Össur, Alfred Mann Join Forces to Produce Mind-Controlled Prosthetics
Iceland-based prosthetics manufacturer, Össur, is one step closer to bringing mind-controlled prosthetics to the market. Late last year, the company teamed up with the Alfred Mann Foundation (AMF), a non-profit dedicated to developing medical technologies that will be accessible to the public. The partnership will allow Össur to license and develop the foundation’s implanted myoelectric sensor (IMES) and explore the potential of mind-controlled prosthetics.
The technology works, according to AMF, by implanting the sensors in “muscles that directly control the desired movement of a bionic prosthetic limb. The implants sense a small electrical charge in the muscle tissue and send information wirelessly to the prosthetic limb when the user intends to make specific movements. As a result, the bionic limb responds with the desired movement in virtually the same way that a sound arm, hand, or leg would respond.”
Initial tests have already been conducted in 2014 and 2015. In 2014, US soldiers who were upper-limb amputees tested the technology using Össur’s i-Limb bionic prosthetic hands. They were the first in the world to test the IMES system. The following year, two lower-limb amputees from Iceland tested and evaluated the sensors.

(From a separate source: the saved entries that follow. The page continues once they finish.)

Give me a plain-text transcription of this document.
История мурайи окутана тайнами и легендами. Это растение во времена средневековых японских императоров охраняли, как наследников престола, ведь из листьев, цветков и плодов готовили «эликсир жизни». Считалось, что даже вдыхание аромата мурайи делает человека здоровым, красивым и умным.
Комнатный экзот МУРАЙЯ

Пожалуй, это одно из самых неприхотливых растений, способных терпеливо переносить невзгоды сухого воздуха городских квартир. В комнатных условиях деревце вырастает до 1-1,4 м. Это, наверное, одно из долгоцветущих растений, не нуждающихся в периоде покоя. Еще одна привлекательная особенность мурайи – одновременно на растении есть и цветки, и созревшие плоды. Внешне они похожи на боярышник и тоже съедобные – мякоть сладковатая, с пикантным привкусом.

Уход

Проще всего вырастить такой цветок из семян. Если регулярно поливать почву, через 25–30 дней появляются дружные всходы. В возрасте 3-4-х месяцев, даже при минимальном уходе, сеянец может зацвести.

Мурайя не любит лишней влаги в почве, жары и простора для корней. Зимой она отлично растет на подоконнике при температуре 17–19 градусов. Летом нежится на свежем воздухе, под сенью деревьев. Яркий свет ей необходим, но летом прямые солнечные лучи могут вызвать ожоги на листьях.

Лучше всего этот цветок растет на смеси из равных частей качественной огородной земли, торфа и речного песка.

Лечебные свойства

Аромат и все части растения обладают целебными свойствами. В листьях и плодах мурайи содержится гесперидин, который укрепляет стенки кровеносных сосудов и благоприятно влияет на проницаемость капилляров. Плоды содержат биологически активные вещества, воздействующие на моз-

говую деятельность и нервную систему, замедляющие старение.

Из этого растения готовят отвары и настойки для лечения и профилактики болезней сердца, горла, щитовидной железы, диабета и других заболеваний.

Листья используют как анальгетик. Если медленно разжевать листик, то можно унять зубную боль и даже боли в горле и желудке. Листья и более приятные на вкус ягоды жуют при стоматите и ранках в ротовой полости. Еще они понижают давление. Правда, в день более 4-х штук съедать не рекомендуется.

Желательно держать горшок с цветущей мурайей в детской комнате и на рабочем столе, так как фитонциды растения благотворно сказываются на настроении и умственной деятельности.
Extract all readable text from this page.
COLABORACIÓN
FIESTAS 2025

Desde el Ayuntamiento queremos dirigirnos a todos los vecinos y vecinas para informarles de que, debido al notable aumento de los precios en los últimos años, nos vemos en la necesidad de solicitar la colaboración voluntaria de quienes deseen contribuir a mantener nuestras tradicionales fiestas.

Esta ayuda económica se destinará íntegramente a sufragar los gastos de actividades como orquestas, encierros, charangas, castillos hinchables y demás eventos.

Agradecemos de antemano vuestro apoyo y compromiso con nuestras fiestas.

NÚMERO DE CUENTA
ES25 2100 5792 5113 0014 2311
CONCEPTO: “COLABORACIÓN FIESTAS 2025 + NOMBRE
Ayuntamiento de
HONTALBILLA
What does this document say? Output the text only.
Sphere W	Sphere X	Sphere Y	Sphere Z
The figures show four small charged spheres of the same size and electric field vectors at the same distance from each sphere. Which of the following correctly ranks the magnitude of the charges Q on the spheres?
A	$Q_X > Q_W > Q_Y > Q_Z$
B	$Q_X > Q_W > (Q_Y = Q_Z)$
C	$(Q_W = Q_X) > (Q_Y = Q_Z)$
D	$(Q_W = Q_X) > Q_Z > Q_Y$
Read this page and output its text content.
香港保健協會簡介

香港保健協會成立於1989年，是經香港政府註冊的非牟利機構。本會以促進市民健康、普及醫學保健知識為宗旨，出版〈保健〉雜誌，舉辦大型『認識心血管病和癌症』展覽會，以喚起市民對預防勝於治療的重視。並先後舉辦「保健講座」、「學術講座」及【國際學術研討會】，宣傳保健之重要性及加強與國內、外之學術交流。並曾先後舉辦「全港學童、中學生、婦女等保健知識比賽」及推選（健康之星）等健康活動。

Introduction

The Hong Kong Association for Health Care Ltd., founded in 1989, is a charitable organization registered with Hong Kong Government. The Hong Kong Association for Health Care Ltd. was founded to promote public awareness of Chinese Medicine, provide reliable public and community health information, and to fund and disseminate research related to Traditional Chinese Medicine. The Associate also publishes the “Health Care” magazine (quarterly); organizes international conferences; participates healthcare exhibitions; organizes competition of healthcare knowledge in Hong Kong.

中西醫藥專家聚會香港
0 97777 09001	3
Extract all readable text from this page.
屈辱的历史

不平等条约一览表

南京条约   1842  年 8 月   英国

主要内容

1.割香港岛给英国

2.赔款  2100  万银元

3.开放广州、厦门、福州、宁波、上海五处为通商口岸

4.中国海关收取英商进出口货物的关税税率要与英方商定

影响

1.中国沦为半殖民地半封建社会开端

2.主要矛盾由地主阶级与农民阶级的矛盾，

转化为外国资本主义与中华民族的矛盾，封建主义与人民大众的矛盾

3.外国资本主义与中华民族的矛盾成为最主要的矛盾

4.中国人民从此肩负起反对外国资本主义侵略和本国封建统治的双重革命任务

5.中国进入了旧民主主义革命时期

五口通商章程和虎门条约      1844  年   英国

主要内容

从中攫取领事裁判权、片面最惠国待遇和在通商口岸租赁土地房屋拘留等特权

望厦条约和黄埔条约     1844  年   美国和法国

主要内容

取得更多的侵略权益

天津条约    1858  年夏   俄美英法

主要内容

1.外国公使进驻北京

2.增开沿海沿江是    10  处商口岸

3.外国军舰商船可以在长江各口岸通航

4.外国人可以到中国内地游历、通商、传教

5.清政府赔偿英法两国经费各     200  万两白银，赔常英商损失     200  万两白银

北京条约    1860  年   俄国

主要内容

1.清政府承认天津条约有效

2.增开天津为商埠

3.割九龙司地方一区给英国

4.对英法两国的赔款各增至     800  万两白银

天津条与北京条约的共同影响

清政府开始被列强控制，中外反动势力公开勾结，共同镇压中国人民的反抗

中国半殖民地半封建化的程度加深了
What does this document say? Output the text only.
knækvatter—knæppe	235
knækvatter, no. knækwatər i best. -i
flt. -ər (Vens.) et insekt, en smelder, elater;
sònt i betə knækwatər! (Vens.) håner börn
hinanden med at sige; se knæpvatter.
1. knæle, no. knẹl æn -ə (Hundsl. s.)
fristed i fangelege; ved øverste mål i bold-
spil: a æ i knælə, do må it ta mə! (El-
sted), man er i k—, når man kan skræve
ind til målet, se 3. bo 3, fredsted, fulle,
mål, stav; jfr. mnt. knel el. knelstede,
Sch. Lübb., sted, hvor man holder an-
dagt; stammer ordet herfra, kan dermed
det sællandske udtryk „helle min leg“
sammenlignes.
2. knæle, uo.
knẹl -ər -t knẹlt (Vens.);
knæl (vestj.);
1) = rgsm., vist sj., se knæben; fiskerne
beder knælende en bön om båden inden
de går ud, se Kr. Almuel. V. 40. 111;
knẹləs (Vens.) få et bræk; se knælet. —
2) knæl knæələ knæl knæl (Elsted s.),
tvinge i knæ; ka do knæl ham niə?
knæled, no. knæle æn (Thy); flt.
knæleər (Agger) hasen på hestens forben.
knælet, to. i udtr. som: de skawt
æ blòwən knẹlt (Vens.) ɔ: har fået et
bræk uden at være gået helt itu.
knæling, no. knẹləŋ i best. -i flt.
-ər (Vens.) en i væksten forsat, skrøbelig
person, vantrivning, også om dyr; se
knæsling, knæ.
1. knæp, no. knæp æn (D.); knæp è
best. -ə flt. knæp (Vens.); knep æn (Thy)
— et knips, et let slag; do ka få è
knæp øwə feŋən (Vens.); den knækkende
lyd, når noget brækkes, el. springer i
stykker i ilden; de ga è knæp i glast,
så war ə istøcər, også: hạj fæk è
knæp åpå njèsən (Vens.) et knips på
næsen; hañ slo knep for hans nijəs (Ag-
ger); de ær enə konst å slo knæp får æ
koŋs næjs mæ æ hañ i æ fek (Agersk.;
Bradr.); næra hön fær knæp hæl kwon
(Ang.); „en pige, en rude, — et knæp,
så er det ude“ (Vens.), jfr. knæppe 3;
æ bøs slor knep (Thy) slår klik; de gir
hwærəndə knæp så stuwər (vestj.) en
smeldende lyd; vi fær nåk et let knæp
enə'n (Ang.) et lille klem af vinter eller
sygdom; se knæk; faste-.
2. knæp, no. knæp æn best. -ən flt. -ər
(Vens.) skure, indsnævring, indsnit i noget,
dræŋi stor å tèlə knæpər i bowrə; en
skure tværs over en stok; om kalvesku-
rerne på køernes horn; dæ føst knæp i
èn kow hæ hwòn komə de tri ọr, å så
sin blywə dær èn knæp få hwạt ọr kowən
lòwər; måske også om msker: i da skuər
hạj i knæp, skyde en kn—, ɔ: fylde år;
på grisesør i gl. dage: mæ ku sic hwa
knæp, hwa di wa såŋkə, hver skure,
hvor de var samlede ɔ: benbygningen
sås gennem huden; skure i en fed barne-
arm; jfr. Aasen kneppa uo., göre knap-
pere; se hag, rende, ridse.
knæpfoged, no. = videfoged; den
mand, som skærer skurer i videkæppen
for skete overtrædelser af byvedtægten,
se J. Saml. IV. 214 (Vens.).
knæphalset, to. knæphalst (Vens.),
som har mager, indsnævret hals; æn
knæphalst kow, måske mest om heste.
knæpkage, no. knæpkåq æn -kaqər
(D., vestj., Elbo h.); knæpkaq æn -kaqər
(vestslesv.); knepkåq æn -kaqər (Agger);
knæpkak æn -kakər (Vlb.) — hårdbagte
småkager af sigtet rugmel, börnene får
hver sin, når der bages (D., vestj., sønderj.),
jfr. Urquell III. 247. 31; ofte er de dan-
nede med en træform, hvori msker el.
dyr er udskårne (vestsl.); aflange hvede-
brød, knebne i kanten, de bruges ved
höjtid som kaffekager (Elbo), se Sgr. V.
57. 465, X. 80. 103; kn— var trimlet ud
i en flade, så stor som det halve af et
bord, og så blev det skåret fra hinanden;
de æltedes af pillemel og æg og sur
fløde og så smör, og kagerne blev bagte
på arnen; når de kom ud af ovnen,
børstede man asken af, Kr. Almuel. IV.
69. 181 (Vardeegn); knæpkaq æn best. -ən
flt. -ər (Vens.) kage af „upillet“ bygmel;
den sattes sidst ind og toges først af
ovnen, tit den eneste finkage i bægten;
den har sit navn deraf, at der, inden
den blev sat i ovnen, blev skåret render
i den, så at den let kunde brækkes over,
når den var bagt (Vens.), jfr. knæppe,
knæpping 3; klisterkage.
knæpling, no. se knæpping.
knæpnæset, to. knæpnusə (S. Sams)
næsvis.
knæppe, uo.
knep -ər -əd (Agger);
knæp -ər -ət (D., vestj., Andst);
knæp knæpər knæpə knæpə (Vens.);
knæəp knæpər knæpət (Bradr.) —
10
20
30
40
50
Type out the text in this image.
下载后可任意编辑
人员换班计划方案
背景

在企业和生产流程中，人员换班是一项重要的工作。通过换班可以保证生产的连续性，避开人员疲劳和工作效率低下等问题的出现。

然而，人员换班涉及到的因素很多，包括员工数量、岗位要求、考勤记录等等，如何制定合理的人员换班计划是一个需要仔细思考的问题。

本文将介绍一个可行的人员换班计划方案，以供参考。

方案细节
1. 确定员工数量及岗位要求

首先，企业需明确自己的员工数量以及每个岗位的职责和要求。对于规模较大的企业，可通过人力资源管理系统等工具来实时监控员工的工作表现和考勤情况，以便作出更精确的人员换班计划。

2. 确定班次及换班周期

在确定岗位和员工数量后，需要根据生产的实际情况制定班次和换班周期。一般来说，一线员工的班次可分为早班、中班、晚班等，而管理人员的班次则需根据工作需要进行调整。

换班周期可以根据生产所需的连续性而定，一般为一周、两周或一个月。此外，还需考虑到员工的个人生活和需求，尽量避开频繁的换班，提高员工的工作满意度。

The test subjects had IMES units surgically implanted into their residual muscle tissue, which allowed them to control their Össur prosthetic legs with their minds.
The IMES also proved successful in amputees who had undergone targeted muscle re-innervation (TMR) surgery.
Insights gathered from these three trials have been used by AMF and Össur to develop the technology further. According to Jon Sigurdsson, president and CEO of Össur, the results of the initial trials have encouraged them to “extend our collaboration and further develop the system and pursue larger-scale clinical trials for continued exploration of mind-controlled prosthetic technologies.”
Sigurdsson added that the expanded, large-scale clinical trials using Össur’s bionic prosthetic technologies and the IMES system would begin in late 2020.
What do you think of this development? Would you consider getting one yourself once the technology’s available in the market?